Porto manager Andre Villas-Boas says he should not be labelled as the new Jose Mourinho, even if he emulates his mentor by winning the Europa League final against Sporting Braga on Wednesday.
Villas-Boas has earned favourable comparisons with Mourinho during a record-breaking first season in charge of Porto.
And he will garner more rave reviews if he leads the Portuguese club to a repeat of the 2003 UEFA Cup triumph masterminded by Mourinho during his time at the Dragao Stadium.
The 33-year-old has intimate knowledge of Mourinho's methodology after spending eight years working as his compatriot's opposition scout at Porto, Chelsea and Inter Milan.
But Villas-Boas believes the comparisons end there.
Real Madrid coach Mourinho is never happier than when he is central to the drama of a big match -- even if he has to create a storm to steal the spotlight - and he drills his players to conform to his cautious game-plans.

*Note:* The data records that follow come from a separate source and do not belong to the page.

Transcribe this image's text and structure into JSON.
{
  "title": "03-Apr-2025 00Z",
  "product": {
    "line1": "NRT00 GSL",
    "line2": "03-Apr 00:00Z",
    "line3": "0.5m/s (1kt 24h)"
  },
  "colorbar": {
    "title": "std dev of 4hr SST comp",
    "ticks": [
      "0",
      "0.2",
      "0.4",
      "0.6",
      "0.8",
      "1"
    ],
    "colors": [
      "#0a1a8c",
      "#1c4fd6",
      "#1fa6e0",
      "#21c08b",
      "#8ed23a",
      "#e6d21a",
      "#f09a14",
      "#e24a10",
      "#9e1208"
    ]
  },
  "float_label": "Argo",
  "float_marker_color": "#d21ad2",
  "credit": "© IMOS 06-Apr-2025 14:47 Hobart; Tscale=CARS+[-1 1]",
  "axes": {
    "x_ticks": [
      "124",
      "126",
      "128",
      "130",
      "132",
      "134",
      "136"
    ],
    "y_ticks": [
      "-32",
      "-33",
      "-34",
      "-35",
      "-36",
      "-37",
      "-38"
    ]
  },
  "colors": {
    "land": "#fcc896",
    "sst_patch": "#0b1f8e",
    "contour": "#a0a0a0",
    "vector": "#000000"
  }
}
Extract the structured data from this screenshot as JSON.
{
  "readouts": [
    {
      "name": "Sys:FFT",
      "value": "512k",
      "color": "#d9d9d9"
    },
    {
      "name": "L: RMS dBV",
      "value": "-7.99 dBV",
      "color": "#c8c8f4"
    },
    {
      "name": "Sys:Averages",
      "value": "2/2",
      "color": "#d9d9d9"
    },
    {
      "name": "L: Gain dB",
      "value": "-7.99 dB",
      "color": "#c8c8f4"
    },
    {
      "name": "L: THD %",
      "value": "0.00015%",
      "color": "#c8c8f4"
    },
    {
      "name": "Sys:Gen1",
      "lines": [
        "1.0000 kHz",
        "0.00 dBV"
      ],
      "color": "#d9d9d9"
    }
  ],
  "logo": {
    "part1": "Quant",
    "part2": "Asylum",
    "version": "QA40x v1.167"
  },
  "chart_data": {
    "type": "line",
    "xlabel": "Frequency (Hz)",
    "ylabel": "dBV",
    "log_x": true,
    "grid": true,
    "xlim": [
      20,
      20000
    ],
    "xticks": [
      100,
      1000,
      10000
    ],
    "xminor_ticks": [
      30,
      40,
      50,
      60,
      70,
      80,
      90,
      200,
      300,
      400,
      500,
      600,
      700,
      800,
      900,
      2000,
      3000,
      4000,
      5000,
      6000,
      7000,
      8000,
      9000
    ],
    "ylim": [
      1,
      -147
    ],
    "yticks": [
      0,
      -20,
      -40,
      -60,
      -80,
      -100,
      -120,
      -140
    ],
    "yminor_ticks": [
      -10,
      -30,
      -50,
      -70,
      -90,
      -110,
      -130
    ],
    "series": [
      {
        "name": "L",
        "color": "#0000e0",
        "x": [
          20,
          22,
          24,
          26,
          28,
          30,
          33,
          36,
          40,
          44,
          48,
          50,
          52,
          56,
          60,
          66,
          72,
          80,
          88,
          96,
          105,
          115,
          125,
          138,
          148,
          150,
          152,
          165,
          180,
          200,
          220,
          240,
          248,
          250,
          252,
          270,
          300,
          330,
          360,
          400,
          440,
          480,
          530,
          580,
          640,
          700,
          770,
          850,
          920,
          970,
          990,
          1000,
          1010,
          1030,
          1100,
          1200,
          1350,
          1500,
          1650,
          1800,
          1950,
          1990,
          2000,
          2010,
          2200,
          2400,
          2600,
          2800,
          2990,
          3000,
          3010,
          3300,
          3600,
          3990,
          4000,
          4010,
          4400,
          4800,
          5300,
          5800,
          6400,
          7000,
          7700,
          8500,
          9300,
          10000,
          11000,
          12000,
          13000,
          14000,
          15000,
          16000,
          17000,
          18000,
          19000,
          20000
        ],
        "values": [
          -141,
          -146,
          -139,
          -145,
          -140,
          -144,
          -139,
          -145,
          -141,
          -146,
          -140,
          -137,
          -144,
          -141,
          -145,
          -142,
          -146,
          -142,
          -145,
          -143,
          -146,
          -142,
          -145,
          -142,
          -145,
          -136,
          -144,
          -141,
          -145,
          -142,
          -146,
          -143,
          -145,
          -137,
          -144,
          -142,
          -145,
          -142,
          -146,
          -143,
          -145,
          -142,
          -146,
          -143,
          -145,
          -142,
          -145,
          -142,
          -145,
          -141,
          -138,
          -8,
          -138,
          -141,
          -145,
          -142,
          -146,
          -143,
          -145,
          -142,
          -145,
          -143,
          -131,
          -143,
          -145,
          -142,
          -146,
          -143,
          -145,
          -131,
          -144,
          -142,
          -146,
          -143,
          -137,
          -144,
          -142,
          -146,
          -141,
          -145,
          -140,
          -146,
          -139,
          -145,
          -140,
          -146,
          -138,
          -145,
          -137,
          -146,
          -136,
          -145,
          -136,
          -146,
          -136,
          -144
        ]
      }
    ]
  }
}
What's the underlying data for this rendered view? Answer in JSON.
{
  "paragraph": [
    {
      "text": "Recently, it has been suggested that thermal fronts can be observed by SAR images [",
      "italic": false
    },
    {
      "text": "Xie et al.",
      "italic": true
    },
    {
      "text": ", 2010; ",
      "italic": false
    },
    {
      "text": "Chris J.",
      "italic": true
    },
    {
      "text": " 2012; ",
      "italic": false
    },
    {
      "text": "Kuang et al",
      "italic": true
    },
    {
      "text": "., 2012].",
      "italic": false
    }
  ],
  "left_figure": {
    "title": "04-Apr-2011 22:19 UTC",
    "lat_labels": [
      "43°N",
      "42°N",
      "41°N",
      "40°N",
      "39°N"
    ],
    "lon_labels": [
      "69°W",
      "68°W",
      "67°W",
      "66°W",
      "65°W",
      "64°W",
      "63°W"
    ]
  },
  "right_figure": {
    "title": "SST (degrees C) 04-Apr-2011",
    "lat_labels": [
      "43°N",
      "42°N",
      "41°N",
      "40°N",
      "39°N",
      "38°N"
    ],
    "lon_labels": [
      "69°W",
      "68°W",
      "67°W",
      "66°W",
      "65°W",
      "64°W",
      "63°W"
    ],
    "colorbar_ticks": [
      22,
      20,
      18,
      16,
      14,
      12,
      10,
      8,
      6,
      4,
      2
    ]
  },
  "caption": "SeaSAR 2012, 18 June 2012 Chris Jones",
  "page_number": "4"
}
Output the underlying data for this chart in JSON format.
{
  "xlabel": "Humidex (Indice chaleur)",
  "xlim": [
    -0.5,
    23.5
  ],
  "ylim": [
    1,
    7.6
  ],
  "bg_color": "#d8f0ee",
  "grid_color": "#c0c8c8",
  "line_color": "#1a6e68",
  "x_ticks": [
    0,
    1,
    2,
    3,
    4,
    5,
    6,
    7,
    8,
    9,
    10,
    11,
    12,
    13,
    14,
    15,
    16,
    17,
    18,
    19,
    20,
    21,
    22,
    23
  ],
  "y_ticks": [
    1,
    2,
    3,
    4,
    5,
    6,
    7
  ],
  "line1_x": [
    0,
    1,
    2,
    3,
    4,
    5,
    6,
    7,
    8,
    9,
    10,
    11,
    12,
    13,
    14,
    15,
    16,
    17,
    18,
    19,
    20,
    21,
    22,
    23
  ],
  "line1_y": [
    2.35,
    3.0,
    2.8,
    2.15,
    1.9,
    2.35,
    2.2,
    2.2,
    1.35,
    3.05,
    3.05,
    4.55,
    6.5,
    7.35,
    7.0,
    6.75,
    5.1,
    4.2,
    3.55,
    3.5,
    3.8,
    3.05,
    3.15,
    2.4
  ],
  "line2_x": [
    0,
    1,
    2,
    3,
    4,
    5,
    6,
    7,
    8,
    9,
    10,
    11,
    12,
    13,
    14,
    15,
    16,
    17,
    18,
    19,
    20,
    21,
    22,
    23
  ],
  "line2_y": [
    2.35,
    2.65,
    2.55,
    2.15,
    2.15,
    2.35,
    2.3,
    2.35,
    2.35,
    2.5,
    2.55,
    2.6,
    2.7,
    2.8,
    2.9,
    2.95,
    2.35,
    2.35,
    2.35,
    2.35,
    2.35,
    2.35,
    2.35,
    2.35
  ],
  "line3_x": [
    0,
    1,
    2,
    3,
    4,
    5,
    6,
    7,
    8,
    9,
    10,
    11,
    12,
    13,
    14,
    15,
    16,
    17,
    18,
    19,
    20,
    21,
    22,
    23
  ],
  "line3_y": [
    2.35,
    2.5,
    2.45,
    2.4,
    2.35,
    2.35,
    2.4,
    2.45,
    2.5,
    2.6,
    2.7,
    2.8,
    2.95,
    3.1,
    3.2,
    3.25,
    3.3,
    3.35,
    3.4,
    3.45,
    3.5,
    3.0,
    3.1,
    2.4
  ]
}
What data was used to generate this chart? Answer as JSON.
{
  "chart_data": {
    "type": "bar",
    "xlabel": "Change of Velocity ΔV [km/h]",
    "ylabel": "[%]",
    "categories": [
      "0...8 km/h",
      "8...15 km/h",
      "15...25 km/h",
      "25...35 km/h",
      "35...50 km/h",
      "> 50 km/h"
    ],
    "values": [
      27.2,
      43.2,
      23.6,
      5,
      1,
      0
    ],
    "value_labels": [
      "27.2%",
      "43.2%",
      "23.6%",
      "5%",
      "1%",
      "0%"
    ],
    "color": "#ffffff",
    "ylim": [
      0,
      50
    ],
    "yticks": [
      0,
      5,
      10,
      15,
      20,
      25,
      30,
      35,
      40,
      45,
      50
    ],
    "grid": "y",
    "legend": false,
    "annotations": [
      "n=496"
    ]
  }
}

In contrast, the rather more humble Villas-Boas deflects the credit for his achievements onto his players.
"People focus a lot on the work of the manager and I don't see it that way," Villas-Boas said on Tuesday.
"I don't see myself as a one-man show. Football isn't won by one person but by collective competence. It is the quality of the players and the structure of the club."
"I just want to make my players give their most. I give them room to express themselves because that's how they develop."
"I promote their talent and let them make their own decisions. There are no dictators."
"We dont see the game as a tactical game. If you are a dictator of choices, players won't be able to explore their possibilities to the full. You have to be able to free them."
Villas-Boas is reportedly no longer on close terms with Mourinho after deciding to leave the Special One's coaching staff to become a manager himself at Academica in 2009.
He plays down talk of a rift but pointedly ignored the chance to praise Mourinho for helping his development.
"I spent seven years with Jose and we were part of a very good technical staff. We went to top-class clubs at Porto, Chelsea and Inter Milan and worked with top players who gave us such a tremendous volume of success," he said.
"The position I had with him was a position he needed some help on. I understood my role from the beginning and tried to fulfill it with maximum professionalism."
"When I left him, he took on another person who I hope gives him the same level."
"Regarding why I left Inter, it was because I wanted the extra edge to fulfill my ambitions as a professional coach, so I took the risk to find my own job at Academica."
Porto go into Wednesday's match at Dublin's Aviva Stadium as heavy favourites after becoming only the second Portuguese team to win the league without losing a match.
However, Villas-Boas said: "I'm not interested in saying who are favourites and who are not. It won't help us. Braga comes to the final on merit."
"Braga has played against Celtic, Sevilla, Liverpool, Benfica and Arsenal. These are big European teams that lost to Braga. That shows they have done remarkable work so we need to focus."
"But we will be fighting for it, we really want to win. We will give our utmost and we are confident we will achieve a good result."
If Porto do overcome their near neighbours in the first all-Portuguese European final, Villas-Boas will become the youngest coach to win a major UEFA trophy - beating the previous record held by Gianluca Vialli, who led Chelsea to the Cup Winners' Cup in 1998.
Meanwhile, Porto captain Helton turns 33 on Wednesday and the Brazilian goalkeeper is dreaming of celebrating his birthday by lifting the Europa League trophy.
"Of course there is no doubt about it, it would be a very rewarding birthday present," he said. "It is all I dream about but it wouldn't just be a reward for me but all the team."